Wearing his trademark union-made blue suit, Jontz got to work setting up a national network of anti-NAFTA groups.

Dave Mazza, then an Oregon Sierra Club staffer and later a communications director for Service Employees Local 503, describes Jontz as a talented organizer, a dogged campaigner and a good tactician. In weekly conference calls, Jontz kept anti-NAFTA activists informed, and boosted their morale.

But the power of the presidency was too great; Clinton used every bit of financial, personal, and political power at his disposal to win votes, and it passed in 1993 with the support of a majority of Republicans and a minority of Democrats.

Since that time, with American manufacturing jobs leaving the country, there's been a shift in public consciousness about trade agreements, Jontz said. Before NAFTA, few people knew anything about trade policy. Now many people know something and are concerned.

"The days are over when politicians could say 'I'm for labor and free trade,'" Jontz said.

Jontz kept up his campaign to unite unions and environmentalists. In 1999, he helped found the Portland-based Alliance for Sustainable Jobs and the Environment (ASJE). Its first big campaign was to bring together Steelworkers fighting Kaiser Aluminum and Northern California tree-sitters fighting Maxxam Lumber, both owned by corporate raider Charles Hurwitz of Houston.

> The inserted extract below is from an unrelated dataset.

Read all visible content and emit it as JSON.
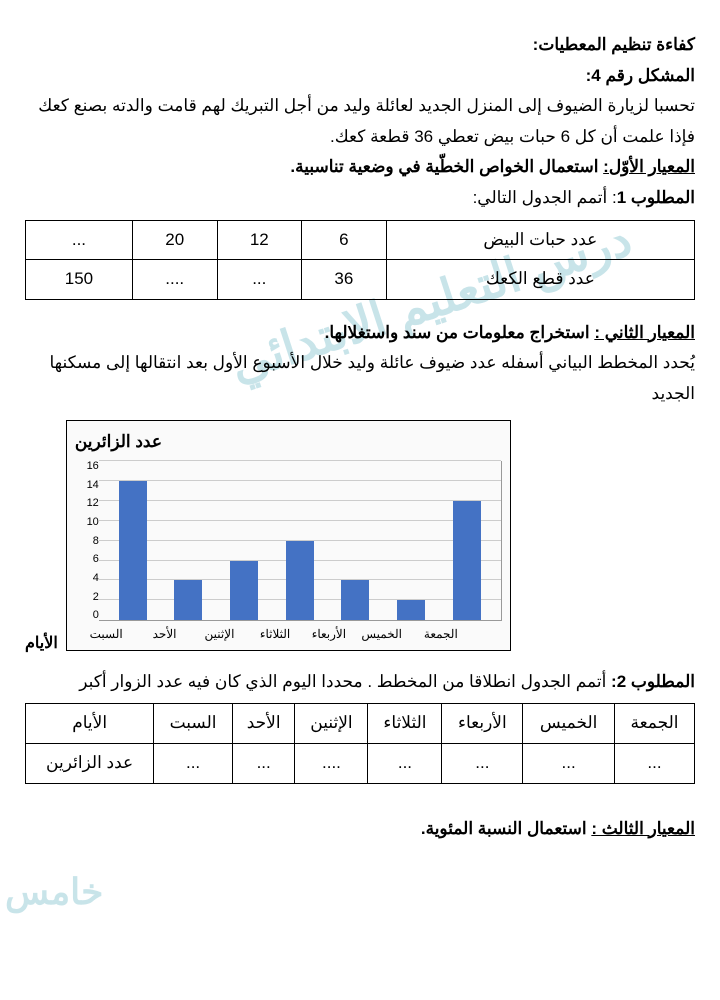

That campaign was a precursor to what Jontz calls a watershed event - the November 1999 demonstrations against the World Trade Organization (WTO), when 50,000 unionists, environmentalists, students, and church activists took to the streets of Seattle to say "no" to a secretive corporate trade agenda, shutting down the city and contributing to the failure of that trade summit.

"Seattle was a door-opening. We saw all of a sudden what the potential was if we combined our efforts."

Today, a new set of NAFTA-style trade agreements is being negotiated. The biggest of these - the Free Trade Area of the Americas and the WTO's expanded General Agreement on Trade in Services - are targeted to be completed in 2005.

That's after the next presidential election.

Jontz is eager to avoid a repeat of the NAFTA battle, in which a Democratic president worked with Republicans in Congress to pass an unpopular trade deal. So he's starting early. Leaving the Alliance for Sustainable Jobs and the Environment in the hands of a new executive director - Evergreen State College labor studies professor Dan Leahy - Jontz is now hopping between New Hampshire and Iowa, the two states with the earliest presidential primaries, to make sure that all the Democratic nominees hear how unpopular the NAFTA-style trade agreements are among Democratic voters.

With the campaign backed by the USWA, UAW, Sierra Club, Public Citizen and the National Farmers Union, Jontz hopes to get all of the Democratic candidates to commit to pro-worker, pro-environment positions on international trade.

"The promise of Seattle - that a progressive alliance of 'Teamsters and turtles' could sidetrack the WTO and the replace a corporate-driven economic agenda with a global economy in which people and the environment come first - can still be realized," Jontz said in a recent letter to supporters. "In fact, it must be achieved if citizens globally are to have any chance to protect what they value the most."